Doc and Jaimie find a diary in an old wrecked stagecoach, which gives apparent instructions about how to find the way out of the dry valley in which the wagon train is trapped with Linc way overdue to return. Then Jaimie decides to go looking for the mysterious robed figure that is occasionally seen up on the hill. Jaimie, and Doc following after him, discover an amazing secret.
Seeing an old derelict being harassed by thugs, Doc and Jaimie invite the man to join them on the wagon train. The old codger interests Jaimie and the other kids with his stories about past adventures on the frontier. But he doesn't tell anyone that he recognizes the "U.S. Marshal" who stops by with his wounded prisoner as a killer outlaw, because the outlaw knows a secret about the old man that he'd rather not have revealed as well.
When Jaimie stops Piggy Trewblood from hanging himself, he doesn't realize the mess that it all leads to. Piggy hopes to buy back his wife, Zoe Pigalle, who he gambled away for 700 dollars. But his efforts to do this land himself, Linc, and Doc in jail, and Jaimie being held as ransom for the money.
In a light episode, Jaimie relates the story of the time he worked to save a strong, simple-minded young man from a hanging by finding the real perpetrator of the attempted murder.
Jaimie finds a baby Arapaho boy near the body of his dead mother, one of many slaughtered by an Army contingent. In spite of Linc's warning that bringing the baby on the wagon train will further aggravate the tribe which is seeking revenge, Jaimie hides him in a wagon. A bigoted member of the train demands that the baby be taken back and left to the elements, but his own wife feels otherwise.
After the wagon train stops an attack on an old European and his nephew, Jaimie is then taken by men who have mistaken him for the boy, who is apparently really a prince who they hope to trade for a very valuable chest.
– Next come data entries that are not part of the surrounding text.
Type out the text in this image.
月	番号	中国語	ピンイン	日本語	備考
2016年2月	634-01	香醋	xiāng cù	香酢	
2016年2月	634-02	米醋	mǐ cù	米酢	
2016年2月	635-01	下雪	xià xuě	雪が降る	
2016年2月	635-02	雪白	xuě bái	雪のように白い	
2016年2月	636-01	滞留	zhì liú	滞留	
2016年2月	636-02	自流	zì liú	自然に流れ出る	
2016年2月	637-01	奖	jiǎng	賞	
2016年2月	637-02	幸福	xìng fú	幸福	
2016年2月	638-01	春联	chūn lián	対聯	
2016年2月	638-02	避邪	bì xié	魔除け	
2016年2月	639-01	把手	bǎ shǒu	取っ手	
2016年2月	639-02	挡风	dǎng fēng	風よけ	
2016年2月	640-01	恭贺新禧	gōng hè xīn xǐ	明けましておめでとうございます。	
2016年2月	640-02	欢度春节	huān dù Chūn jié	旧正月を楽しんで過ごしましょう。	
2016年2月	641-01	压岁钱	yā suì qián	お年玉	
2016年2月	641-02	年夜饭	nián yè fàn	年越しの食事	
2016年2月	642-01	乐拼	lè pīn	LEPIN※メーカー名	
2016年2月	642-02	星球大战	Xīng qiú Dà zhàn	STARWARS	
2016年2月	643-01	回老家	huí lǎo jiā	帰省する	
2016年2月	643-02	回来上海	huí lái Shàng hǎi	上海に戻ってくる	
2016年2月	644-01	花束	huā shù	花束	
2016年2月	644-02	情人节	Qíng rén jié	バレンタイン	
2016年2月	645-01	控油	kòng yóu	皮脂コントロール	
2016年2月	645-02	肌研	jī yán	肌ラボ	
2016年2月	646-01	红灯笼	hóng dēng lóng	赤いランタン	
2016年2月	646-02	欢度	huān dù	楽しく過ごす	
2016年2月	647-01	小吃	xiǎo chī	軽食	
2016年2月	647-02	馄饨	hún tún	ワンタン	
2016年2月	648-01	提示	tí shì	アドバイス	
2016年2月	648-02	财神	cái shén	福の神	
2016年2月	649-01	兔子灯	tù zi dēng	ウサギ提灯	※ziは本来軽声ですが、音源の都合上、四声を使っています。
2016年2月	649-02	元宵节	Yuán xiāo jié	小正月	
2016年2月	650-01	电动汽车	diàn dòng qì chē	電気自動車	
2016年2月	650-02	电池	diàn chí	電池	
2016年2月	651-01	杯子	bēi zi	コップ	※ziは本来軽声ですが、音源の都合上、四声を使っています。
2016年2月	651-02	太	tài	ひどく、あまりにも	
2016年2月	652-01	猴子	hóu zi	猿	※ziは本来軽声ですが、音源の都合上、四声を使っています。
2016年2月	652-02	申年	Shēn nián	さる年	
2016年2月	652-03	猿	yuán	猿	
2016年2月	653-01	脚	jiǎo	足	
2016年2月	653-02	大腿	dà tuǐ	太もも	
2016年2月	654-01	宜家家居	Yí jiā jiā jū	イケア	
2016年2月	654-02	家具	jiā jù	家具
Stopping with Jaimie in a dusty old town, Linc meets up with his old flame Maria, whom he had thought was dead. She is now married to a bitter enemy of his, one of three crooked brothers who control the town. Linc also learns that in his last gun battle with him, he cost Maria's husband his right arm, for which he is determined to exact revenge.
The Travels of Jaimie McPheeters is an American western television series based on the Pulitzer Prize-winning novel of the same name by Robert Lewis Taylor. The show aired on ABC in the 1963-1964 television season and was produced by MGM Television.